Medical records were obtained from the pilot's personal physician. Although limited, these records reflected visits for medication refills of methylphenidate and paroxetine. The pilot carried diagnoses of attention deficit disorder and depression. No mental status exams and no descriptions of the pilot's mood or behavior were recorded.

TESTS AND RESEARCH

The issue of aerodynamic tumble was discussed with weight-shift-control aircraft subject matter experts. The tumble mode, a peculiarity of weight-shift-control aircraft, is a departure from controlled flight leading to a nose-down pitch autorotation, with known rotation rates up to 400 degrees per second. Following a series of fatal weight-shift control aircraft accidents, the United Kingdom's Air Accidents Investigations Branch (AAIB) commissioned a safety study of the tumble mode.
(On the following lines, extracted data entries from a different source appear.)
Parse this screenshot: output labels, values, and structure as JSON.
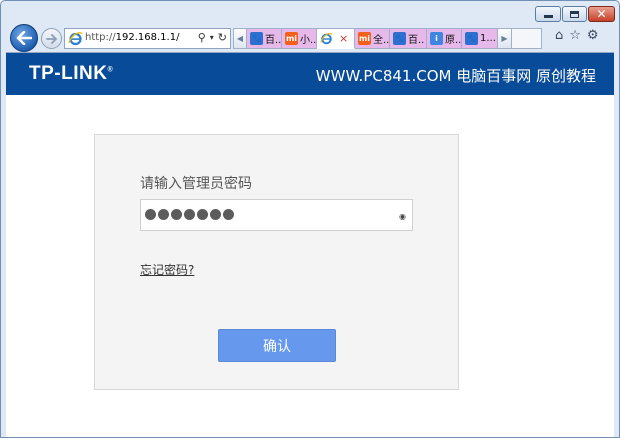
{
  "browser": {
    "address": {
      "protocol": "http://",
      "host": "192.168.1.1",
      "path": "/"
    },
    "tabs": [
      {
        "favicon": "paw-icon",
        "label": "百.."
      },
      {
        "favicon": "mi-icon",
        "label": "小.."
      },
      {
        "favicon": "ie-icon",
        "label": "",
        "active": true
      },
      {
        "favicon": "mi-icon",
        "label": "全.."
      },
      {
        "favicon": "paw-icon",
        "label": "百.."
      },
      {
        "favicon": "info-icon",
        "label": "原.."
      },
      {
        "favicon": "paw-icon",
        "label": "1..."
      }
    ],
    "close_tab_glyph": "×"
  },
  "page": {
    "brand_logo": "TP-LINK",
    "site_label": "WWW.PC841.COM 电脑百事网 原创教程",
    "password_prompt": "请输入管理员密码",
    "password_mask_count": 7,
    "forgot_password": "忘记密码?",
    "confirm_button": "确认",
    "colors": {
      "banner": "#084b99",
      "button": "#6699ee"
    }
  }
}
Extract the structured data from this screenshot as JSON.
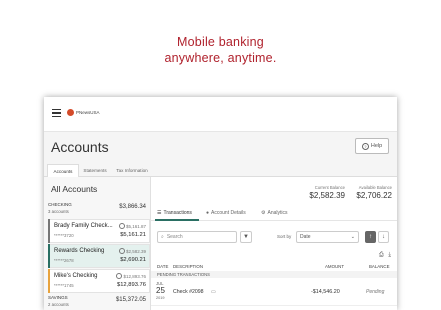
{
  "tagline": {
    "line1": "Mobile banking",
    "line2": "anywhere, anytime."
  },
  "brand": {
    "logo_text": "PNewsUSA"
  },
  "header": {
    "title": "Accounts",
    "help_label": "Help"
  },
  "top_tabs": [
    {
      "label": "Accounts",
      "active": true
    },
    {
      "label": "Statements",
      "active": false
    },
    {
      "label": "Tax Information",
      "active": false
    }
  ],
  "sidebar": {
    "title": "All Accounts",
    "groups": [
      {
        "name": "CHECKING",
        "count": "3 accounts",
        "amount": "$3,866.34"
      },
      {
        "name": "SAVINGS",
        "count": "2 accounts",
        "amount": "$15,372.05"
      }
    ],
    "accounts": [
      {
        "name": "Brady Family Check...",
        "number": "******3720",
        "current": "$5,161.87",
        "balance": "$5,161.21",
        "bar_color": "#777777",
        "selected": false
      },
      {
        "name": "Rewards Checking",
        "number": "******2678",
        "current": "$2,582.39",
        "balance": "$2,690.21",
        "bar_color": "#2a6f63",
        "selected": true
      },
      {
        "name": "Mike's Checking",
        "number": "******1745",
        "current": "$12,893.76",
        "balance": "$12,893.76",
        "bar_color": "#e8a33d",
        "selected": false
      }
    ]
  },
  "balances": {
    "current_label": "Current Balance",
    "current_value": "$2,582.39",
    "available_label": "Available Balance",
    "available_value": "$2,706.22"
  },
  "subtabs": [
    {
      "label": "Transactions",
      "icon": "list-icon",
      "active": true
    },
    {
      "label": "Account Details",
      "icon": "info-icon",
      "active": false
    },
    {
      "label": "Analytics",
      "icon": "analytics-icon",
      "active": false
    }
  ],
  "search": {
    "placeholder": "Search"
  },
  "sort": {
    "label": "Sort by",
    "value": "Date"
  },
  "columns": {
    "date": "DATE",
    "description": "DESCRIPTION",
    "amount": "AMOUNT",
    "balance": "BALANCE"
  },
  "pending_label": "PENDING TRANSACTIONS",
  "transactions": [
    {
      "month": "JUL",
      "day": "25",
      "year": "2019",
      "description": "Check #2098",
      "amount": "-$14,546.20",
      "balance": "Pending"
    }
  ],
  "colors": {
    "accent": "#b0222d",
    "primary": "#2a6f63"
  }
}
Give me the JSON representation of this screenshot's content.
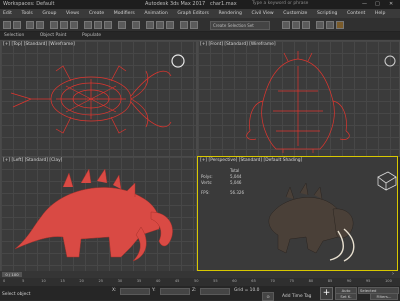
{
  "window": {
    "workspace": "Workspaces: Default",
    "app_title": "Autodesk 3ds Max 2017",
    "file_name": "char1.max",
    "search_placeholder": "Type a keyword or phrase"
  },
  "menu": [
    "Edit",
    "Tools",
    "Group",
    "Views",
    "Create",
    "Modifiers",
    "Animation",
    "Graph Editors",
    "Rendering",
    "Civil View",
    "Customize",
    "Scripting",
    "Content",
    "Help"
  ],
  "selection_set": "Create Selection Set",
  "scene_tabs": [
    "Selection",
    "Object Paint",
    "Populate"
  ],
  "viewports": {
    "top": "[+] [Top] [Standard] [Wireframe]",
    "front": "[+] [Front] [Standard] [Wireframe]",
    "left": "[+] [Left] [Standard] [Clay]",
    "perspective": "[+] [Perspective] [Standard] [Default Shading]"
  },
  "stats": {
    "header": "Total",
    "polys_label": "Polys:",
    "polys_value": "5,044",
    "verts_label": "Verts:",
    "verts_value": "5,046",
    "fps_label": "FPS:",
    "fps_value": "56.326"
  },
  "timeline": {
    "frame_display": "0 / 100",
    "ticks": [
      "0",
      "5",
      "10",
      "15",
      "20",
      "25",
      "30",
      "35",
      "40",
      "45",
      "50",
      "55",
      "60",
      "65",
      "70",
      "75",
      "80",
      "85",
      "90",
      "95",
      "100"
    ]
  },
  "status": {
    "selection": "Select object",
    "x_label": "X:",
    "y_label": "Y:",
    "z_label": "Z:",
    "grid": "Grid = 10.0",
    "add_time_tag": "Add Time Tag",
    "auto_key": "Auto",
    "set_key": "Set K.",
    "selected": "Selected",
    "filters": "Filters..."
  },
  "colors": {
    "model_wire": "#e0352e",
    "model_clay": "#d94a44",
    "active_border": "#d8c800"
  }
}
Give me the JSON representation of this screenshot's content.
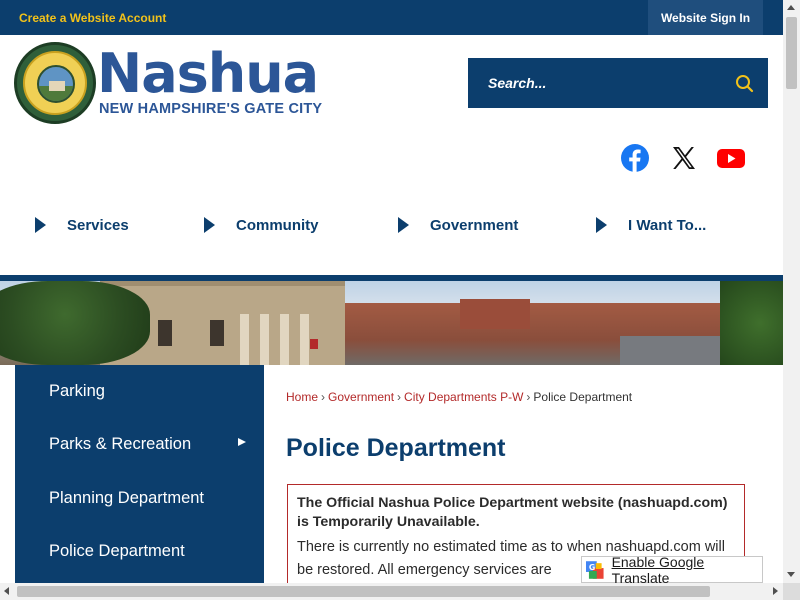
{
  "topbar": {
    "create_account": "Create a Website Account",
    "sign_in": "Website Sign In"
  },
  "header": {
    "logo_title": "Nashua",
    "logo_subtitle": "NEW HAMPSHIRE'S GATE CITY",
    "search_placeholder": "Search..."
  },
  "social": {
    "icons": [
      "facebook-icon",
      "x-icon",
      "youtube-icon"
    ]
  },
  "nav": {
    "items": [
      "Services",
      "Community",
      "Government",
      "I Want To..."
    ]
  },
  "sidebar": {
    "items": [
      "Parking",
      "Parks & Recreation",
      "Planning Department",
      "Police Department"
    ]
  },
  "breadcrumb": {
    "items": [
      "Home",
      "Government",
      "City Departments P-W",
      "Police Department"
    ],
    "separator": "›"
  },
  "page": {
    "title": "Police Department",
    "alert_heading": "The Official Nashua Police Department website (nashuapd.com) is Temporarily Unavailable.",
    "alert_text": "There is currently no estimated time as to when nashuapd.com will be restored. All emergency services are"
  },
  "translate": {
    "label": "Enable Google Translate"
  },
  "colors": {
    "brand_navy": "#0c3e6d",
    "accent_gold": "#f2c21a",
    "logo_blue": "#2c5697",
    "link_red": "#b32a2a"
  }
}
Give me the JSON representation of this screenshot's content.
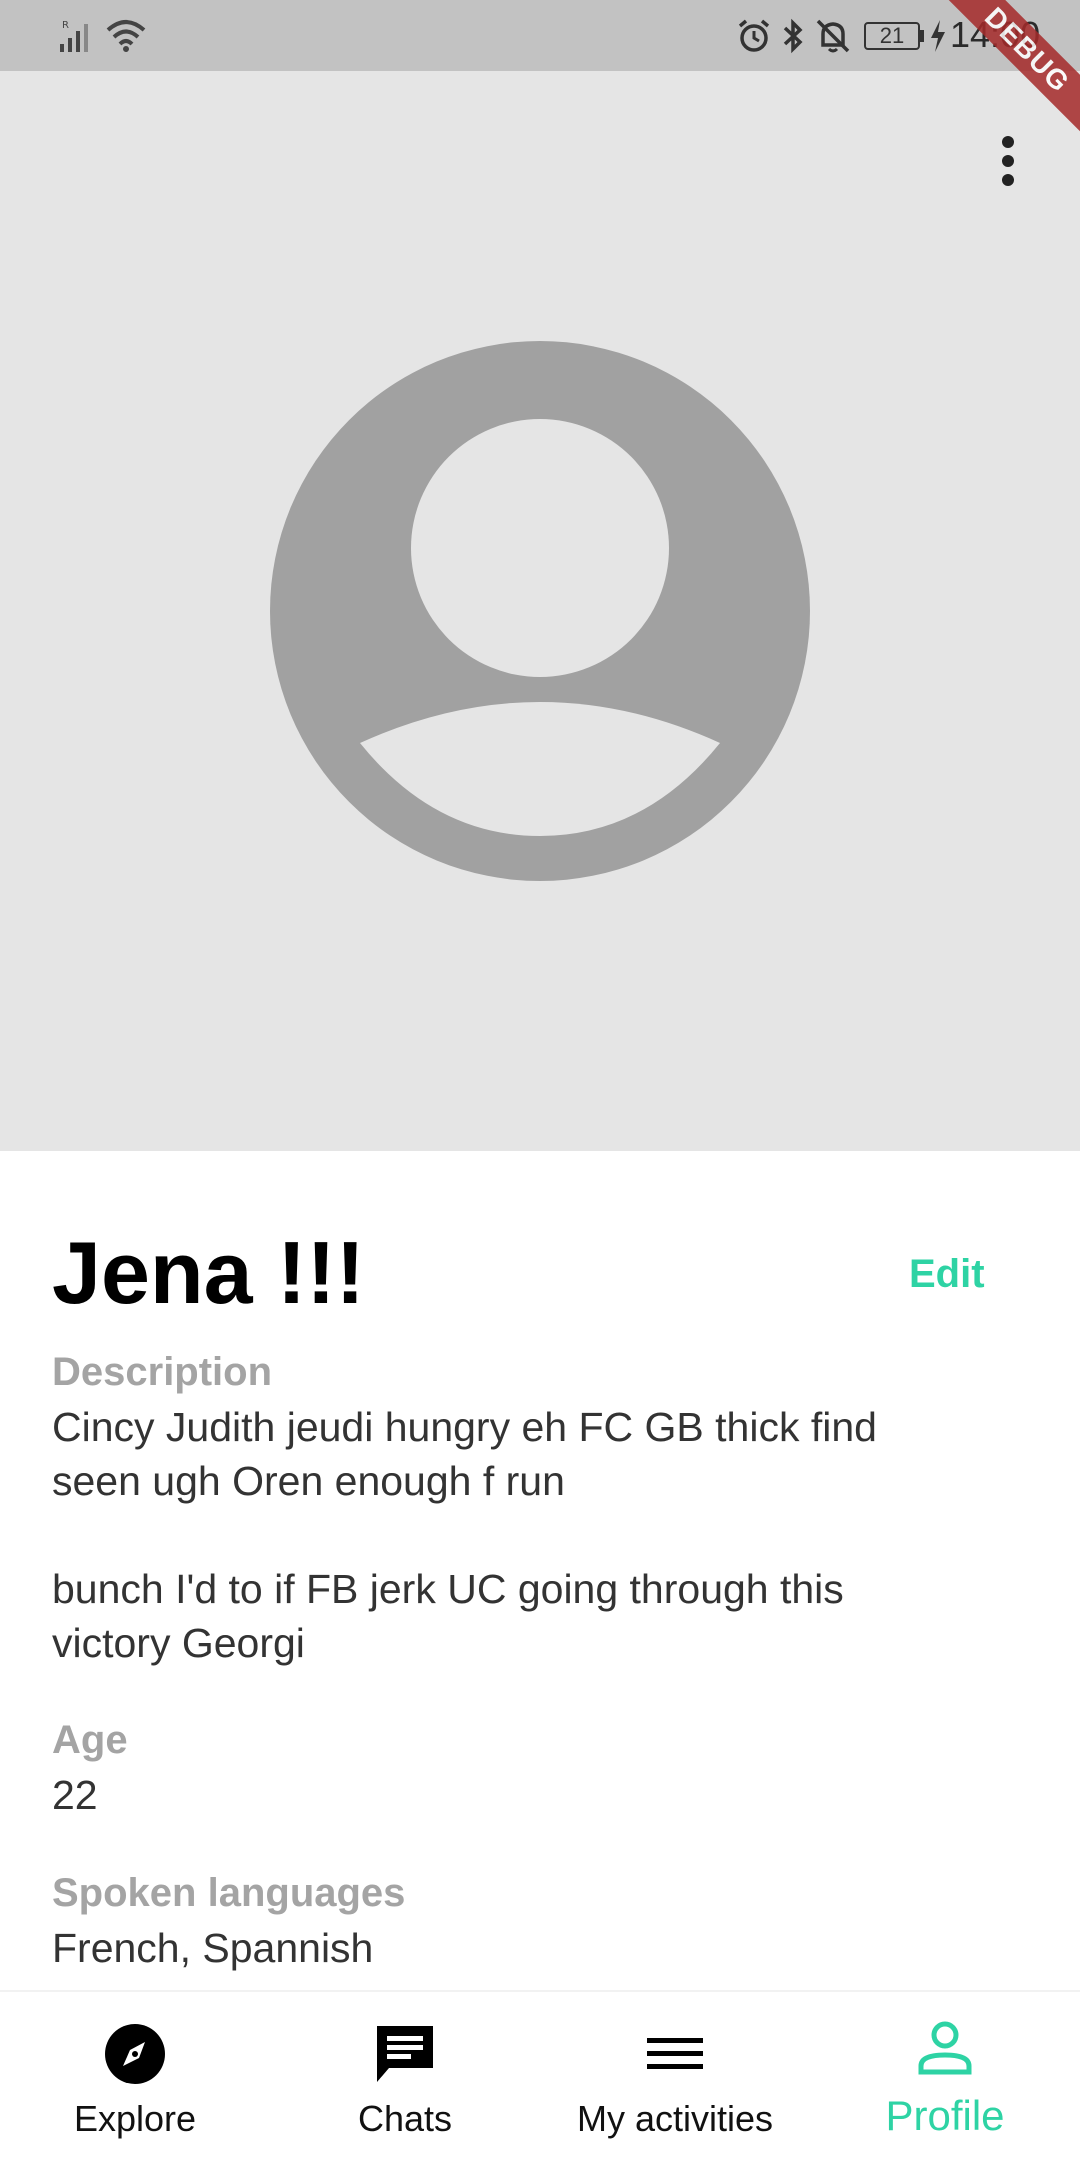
{
  "status_bar": {
    "time": "14:00",
    "battery": "21",
    "icons": [
      "signal-icon",
      "wifi-icon",
      "alarm-icon",
      "bluetooth-icon",
      "bell-off-icon",
      "battery-icon",
      "charging-icon"
    ]
  },
  "debug_banner": "DEBUG",
  "profile": {
    "name": "Jena !!!",
    "edit_label": "Edit",
    "description_label": "Description",
    "description_line1": "Cincy Judith jeudi hungry eh FC GB thick find",
    "description_line2": "seen ugh Oren enough f run",
    "description_line3": "bunch I'd to if FB jerk UC going through this",
    "description_line4": "victory Georgi",
    "age_label": "Age",
    "age_value": "22",
    "languages_label": "Spoken languages",
    "languages_value": "French, Spannish"
  },
  "nav": {
    "items": [
      {
        "label": "Explore",
        "icon": "compass-icon"
      },
      {
        "label": "Chats",
        "icon": "chat-icon"
      },
      {
        "label": "My activities",
        "icon": "list-icon"
      },
      {
        "label": "Profile",
        "icon": "person-icon"
      }
    ],
    "active_index": 3
  },
  "colors": {
    "accent": "#2ed3a4",
    "status_bar": "#c2c2c2",
    "hero_bg": "#e5e5e5",
    "avatar": "#a1a1a1",
    "label": "#a4a4a4"
  }
}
This safety study, as well as a description of the tumble mode, is included in the docket for this investigation.

NTSB Probable Cause

The noninstrument-rated pilot’s decision to continue visual flight into instrument meteorological conditions, which resulted in his loss of aircraft control and the resultant overstress and in-flight breakup of the weight-shift-control aircraft.